Time for SCOTUS to Pass the Rights Buck to Congress
Last week, during oral arguments the originalist justices on the Supreme Court missed a chance to pass the responsibility to create and enforce rights from the courts back to Congress.
Last week, the Supreme Court heard oral argument in McDonald v. Chicago.
Sadly, the originalist justices were a disappointment, revealing again that they are judicial supremacists first, and restrainists second.
The principal issue before the Court was the incorporation of the Second Amendment, whether the constitutional right to bear arms applies against the states. Of possibly greater significance, however, was the opportunity this case presented to clean up the jurisprudence of the Fourteenth Amendment, a mess since the Court's counterrevolutionary brethren gutted it of its original meaning. The Court was asked to incorporate the Second Amendment by way of the long dormant privileges and immunities clause, rather than the due process clause. By taking this opportunity, the Court not only would have made some sense of the Fourteenth Amendment, no small achievement given the continuing need for citizenly engagement with the founding charter. It would also have signaled that in our constitutional system the people's representatives in Congress are primarily responsible for the creation and enforcement of rights.
Reliance on the due process clause for rights protection is an invitation to judicial adventure. By contrast, the privileges and immunities of citizens are creatures of common and statutory law.
But the originalist justices balked at restoring the amendment's clear meaning. As reported at Scotusblog, the Chief Justice responded to the privileges and immunities argument by noting that the Court had abandoned that approach in the Slaughterhouse Cases in 1873. For an originalist, even a cautious one like the Chief Justice, the existence of this precedent should not be the end of the inquiry. The originalist ought to consider that the Court betrayed the meaning of the amendment in Slaughterhouse, rendering the privileges and immunities clause effectively meaningless. And our constitutional law of constitutional rights has been a judicial-driven abomination since.

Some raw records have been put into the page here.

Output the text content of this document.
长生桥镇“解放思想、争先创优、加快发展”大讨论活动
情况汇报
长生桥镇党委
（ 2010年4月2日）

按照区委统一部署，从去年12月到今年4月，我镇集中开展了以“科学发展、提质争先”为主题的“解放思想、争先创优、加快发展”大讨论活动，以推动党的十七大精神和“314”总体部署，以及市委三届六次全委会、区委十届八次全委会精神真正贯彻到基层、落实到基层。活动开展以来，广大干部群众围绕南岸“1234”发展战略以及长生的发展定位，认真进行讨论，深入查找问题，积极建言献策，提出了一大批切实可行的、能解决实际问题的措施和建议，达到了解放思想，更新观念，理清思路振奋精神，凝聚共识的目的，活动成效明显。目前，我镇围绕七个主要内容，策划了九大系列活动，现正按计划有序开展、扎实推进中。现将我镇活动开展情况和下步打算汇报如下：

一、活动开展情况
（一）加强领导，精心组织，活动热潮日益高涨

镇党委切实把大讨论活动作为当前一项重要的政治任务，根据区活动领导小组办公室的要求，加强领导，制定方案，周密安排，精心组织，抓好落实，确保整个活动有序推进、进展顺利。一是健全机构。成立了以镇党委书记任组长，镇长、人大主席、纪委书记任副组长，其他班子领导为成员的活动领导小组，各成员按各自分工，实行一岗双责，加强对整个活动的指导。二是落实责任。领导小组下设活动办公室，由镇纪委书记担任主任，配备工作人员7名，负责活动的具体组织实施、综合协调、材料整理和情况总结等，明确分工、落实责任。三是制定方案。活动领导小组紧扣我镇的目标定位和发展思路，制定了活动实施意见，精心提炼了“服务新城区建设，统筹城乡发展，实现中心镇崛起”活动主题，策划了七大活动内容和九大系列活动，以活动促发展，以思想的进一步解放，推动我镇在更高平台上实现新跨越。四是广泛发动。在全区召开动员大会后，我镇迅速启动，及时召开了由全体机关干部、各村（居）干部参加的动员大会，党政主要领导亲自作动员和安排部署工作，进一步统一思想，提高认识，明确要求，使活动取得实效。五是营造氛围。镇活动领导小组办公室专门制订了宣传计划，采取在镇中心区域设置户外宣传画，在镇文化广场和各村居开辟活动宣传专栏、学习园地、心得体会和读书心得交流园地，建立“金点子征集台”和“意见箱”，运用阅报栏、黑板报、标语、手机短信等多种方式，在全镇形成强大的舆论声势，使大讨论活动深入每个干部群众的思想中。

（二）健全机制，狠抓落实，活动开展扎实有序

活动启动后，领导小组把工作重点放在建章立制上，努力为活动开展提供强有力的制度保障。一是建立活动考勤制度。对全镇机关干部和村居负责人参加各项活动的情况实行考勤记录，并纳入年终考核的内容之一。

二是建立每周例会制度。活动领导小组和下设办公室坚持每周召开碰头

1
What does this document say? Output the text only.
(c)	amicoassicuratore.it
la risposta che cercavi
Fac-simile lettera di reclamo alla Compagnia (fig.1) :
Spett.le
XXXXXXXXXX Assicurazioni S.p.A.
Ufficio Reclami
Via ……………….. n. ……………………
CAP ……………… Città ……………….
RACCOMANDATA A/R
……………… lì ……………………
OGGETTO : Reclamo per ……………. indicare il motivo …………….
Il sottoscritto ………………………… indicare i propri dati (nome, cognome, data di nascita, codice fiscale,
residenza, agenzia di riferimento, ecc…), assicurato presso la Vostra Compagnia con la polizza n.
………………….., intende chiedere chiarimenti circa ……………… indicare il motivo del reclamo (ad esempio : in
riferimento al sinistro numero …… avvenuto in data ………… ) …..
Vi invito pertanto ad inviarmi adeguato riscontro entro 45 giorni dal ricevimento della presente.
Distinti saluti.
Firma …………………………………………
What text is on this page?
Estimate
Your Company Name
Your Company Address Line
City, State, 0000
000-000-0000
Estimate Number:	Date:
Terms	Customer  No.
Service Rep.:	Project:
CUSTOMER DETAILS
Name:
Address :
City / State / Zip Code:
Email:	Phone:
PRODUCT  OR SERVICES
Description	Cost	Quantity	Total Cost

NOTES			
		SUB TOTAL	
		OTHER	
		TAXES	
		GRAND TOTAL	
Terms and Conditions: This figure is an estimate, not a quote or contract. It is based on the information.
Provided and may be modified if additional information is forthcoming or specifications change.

Justice Scalia was not at his best either. He asked the advocate "[w]hy are you asking us to overrule 140 years of prior law... unless you are bucking for a place on some law school faculty." He continued, stating that this "darling of the professorate" was unnecessary, given that even he has acknowledged the role that due process might play in incorporation.
Though conservatives are inclined to do so, perhaps out of fear that it might prove another avenue for judicial activism, it is shortsighted to applaud these too casual dismissals of the privileges and immunities clause. First, given that the professorate is certainly correct that the Fourteenth Amendment, originally understood, was meant to secure rights through the privileges and immunities clause, it undermines the originalist claim to historical integrity to write off this original meaning by pointing to an appallingly mistaken decision of the Court. Second, given that privileges and immunities are created and supervised in large measure by elected representatives, the Court's originalists lost the opportunity to channel decisions about rights expansion to Congress and the state legislatures, where they generally belong in a democracy.
It is certainly true that longstanding precedents should not be casually overturned, and the privileges and immunities clause has been dead for over 100 years. At the same time, it would be encouraging if the GOP's judicial nominees were more sympathetic to the constitutionalism of the first Republican president, Abraham Lincoln. As Lincoln understood, the Court might have the last word in a particular case. But the Court is not infallible, and the people and their representatives have obligations as citizens and constitutional officials to interpret the document themselves. When the Court undercut the Fourteenth Amendment's meaning and operation in its infancy, it was unfaithful to the Constitution's meaning and set in motion a judicial supervision of rights that has continued to undermine the institutional position of the Court. Such a decision should not be accorded the full protection of stare decisis.
As Justice Scalia has said elsewhere, the Court is under constant assault by the public and elected officials. This is a new development. It used to be that nobody much cared what the justices did, so long as they refrained from lawmaking better suited to elected officials.
By restoring the original meaning of the Fourteenth Amendment and reviving the constitutional guarantee of privileges and immunities, originalists could deny the Court of opportunities to engage in the essentially political activity of rights definition, and redirect the attention of interest groups to the lawmakers who are constitutionally charged with defining and securing our essential liberties.